"Hassiktir!" Bağırarak kendini yattığı yerden aşağıya attı, ya da bağırmanın etkisiyle yanlışlıkla düşmüştü.
Uzun kahve saçları birbirine girerken üfleyerek onları ileriye attı ancak çok geçmeden yüzüne geri düşmüştü. Beceriksiz bir hamleyle tutamları çekti ve bana yamuk bir gülümseme yolladı.
"Ne oldu?"
Keyfim yoktu, hem de hiç. Mahkeme duvarı suratımla konuştum.
"Ginger," derin bir nefes aldı. "bana," bir nefes daha, "mesaj attı." Son ikisini hızla söylemiş ve elini ağzına kapatarak çığlığını bastırmıştı.
Hafifçe gülümsedim, aslında onu da yapasım yoktu ama karşımdaki o kadar heyecanlıydı ki yüzünün düşmesini istememiştim.
Kafasını yere gömüp biraz daha çığlık attı. İç çektim ve elimdeki kaplumbağanın sırtını okşamaya başladım.
Benim elimde niye bir kaplumbağa vardı?
Bunu yeni fark ettiğimi görmezden gelip minik hayvanı kaldırarak yüz hizama getirdim. Buruş buruş, yaşlı bir suratı vardı.
"Ay ne yazayım ben şimdi ne diyeyim?" Sürekli aynı şeyi tekrarlayarak yerde kıvranan Dilara'ya baktım. Daha sonra kaplumbağanın da bakması için onu da döndürdüm.
"Ne yazmış?" Bıkkın ses tonuma biraz merak karıştırarak sordum.
"Ay şey," iki eliyle tekrar yüzünü işgal eden tutamları itti. "merhaba yazmış."
Anladım dercesine başımı salladım, gayet normal bir başlangıçtı en azından.
"Amına koyayım ama ha!" Odadan gelen sesle bakışlarım kulağında kulaklığı ve yüzündeki ciddi ifadeyle bilgisayar oyunu oynayan Emir'e kaydı. Genelde küfür etmez ve böyle agresif değildir fakat çocuk bilgisayar oyunu oynayınca kişiliğinden sıyrılıp başka bir şeye dönüşüm yapıyordu. Bir küfür daha savurup sinirle ayağıyla oturduğu yerden havaya tekme attı.
İştahsız bir şekilde masanın üzerinde duran abur cuburlara baktım. Daha açmamıştık çünkü Yusuf ve Damla gelmemişti. Emir'lerin evinde sözde ders çalışma adına toplanmaya karar vermiştik.

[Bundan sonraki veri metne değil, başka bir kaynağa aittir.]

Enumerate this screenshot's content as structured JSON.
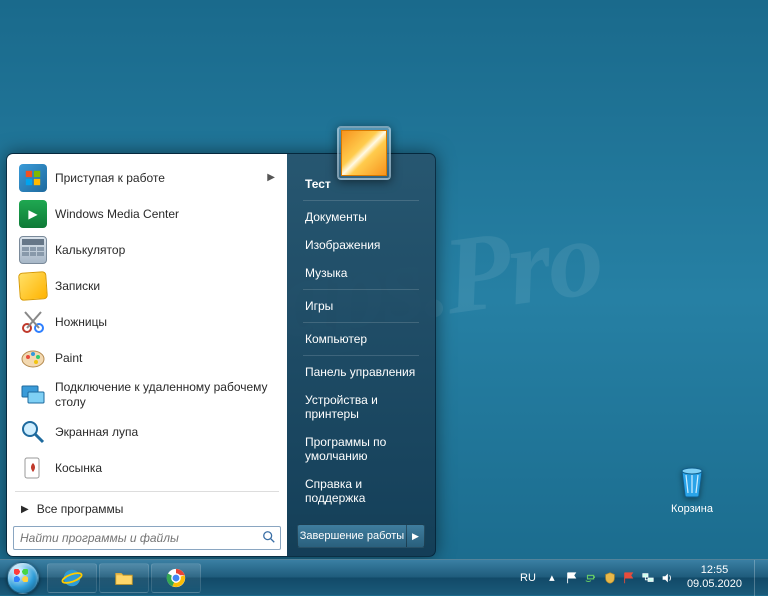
{
  "desktop": {
    "recycle_bin_label": "Корзина"
  },
  "watermark": "Fraps.Pro",
  "start_menu": {
    "programs": [
      {
        "label": "Приступая к работе",
        "has_submenu": true,
        "icon": "getting-started"
      },
      {
        "label": "Windows Media Center",
        "has_submenu": false,
        "icon": "media-center"
      },
      {
        "label": "Калькулятор",
        "has_submenu": false,
        "icon": "calculator"
      },
      {
        "label": "Записки",
        "has_submenu": false,
        "icon": "sticky-notes"
      },
      {
        "label": "Ножницы",
        "has_submenu": false,
        "icon": "snipping-tool"
      },
      {
        "label": "Paint",
        "has_submenu": false,
        "icon": "paint"
      },
      {
        "label": "Подключение к удаленному рабочему столу",
        "has_submenu": false,
        "icon": "remote-desktop"
      },
      {
        "label": "Экранная лупа",
        "has_submenu": false,
        "icon": "magnifier"
      },
      {
        "label": "Косынка",
        "has_submenu": false,
        "icon": "solitaire"
      }
    ],
    "all_programs_label": "Все программы",
    "search_placeholder": "Найти программы и файлы",
    "right_items": [
      {
        "label": "Тест",
        "bold": true,
        "sep_after": true
      },
      {
        "label": "Документы",
        "bold": false,
        "sep_after": false
      },
      {
        "label": "Изображения",
        "bold": false,
        "sep_after": false
      },
      {
        "label": "Музыка",
        "bold": false,
        "sep_after": true
      },
      {
        "label": "Игры",
        "bold": false,
        "sep_after": true
      },
      {
        "label": "Компьютер",
        "bold": false,
        "sep_after": true
      },
      {
        "label": "Панель управления",
        "bold": false,
        "sep_after": false
      },
      {
        "label": "Устройства и принтеры",
        "bold": false,
        "sep_after": false
      },
      {
        "label": "Программы по умолчанию",
        "bold": false,
        "sep_after": false
      },
      {
        "label": "Справка и поддержка",
        "bold": false,
        "sep_after": false
      }
    ],
    "shutdown_label": "Завершение работы"
  },
  "taskbar": {
    "pinned": [
      {
        "name": "ie",
        "title": "Internet Explorer"
      },
      {
        "name": "explorer",
        "title": "Проводник"
      },
      {
        "name": "chrome",
        "title": "Google Chrome"
      }
    ],
    "lang": "RU",
    "tray_icons": [
      "flag-icon",
      "power-icon",
      "shield-icon",
      "action-center-icon",
      "network-icon",
      "volume-icon"
    ],
    "clock_time": "12:55",
    "clock_date": "09.05.2020"
  }
}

Dilara hala yerde oturmuş telefonunda bir şeyler yazıyordu. Yüzünde aptal bir gülümseme vardı. Oturduğum yerden ayağımla onu dürttüm. Yüz ifadesini bozmadan beni bir sinekmişim gibi iteledi. Bu sefer ayağımı kafasına çıkardım.
"Ya!" Kafasının üstüne koyduğum ayağımı bacak kısmından itti ve sinirli bakışlarını bana yolladı. Her zaman yaptığım gibi sırıtmak gelmedi içimden.
Birkaç saniye beni süzdükten sonra geri işine döndü. Normalde olsa ağzıma sıçardı ancak şu an Ginger'la konuşuyor olsa gerekti.
Emir'den bir sinir krizi daha geldiğinde bıkkınca nefesimi dışarı saldım ve cebimden telefonumu çıkardım.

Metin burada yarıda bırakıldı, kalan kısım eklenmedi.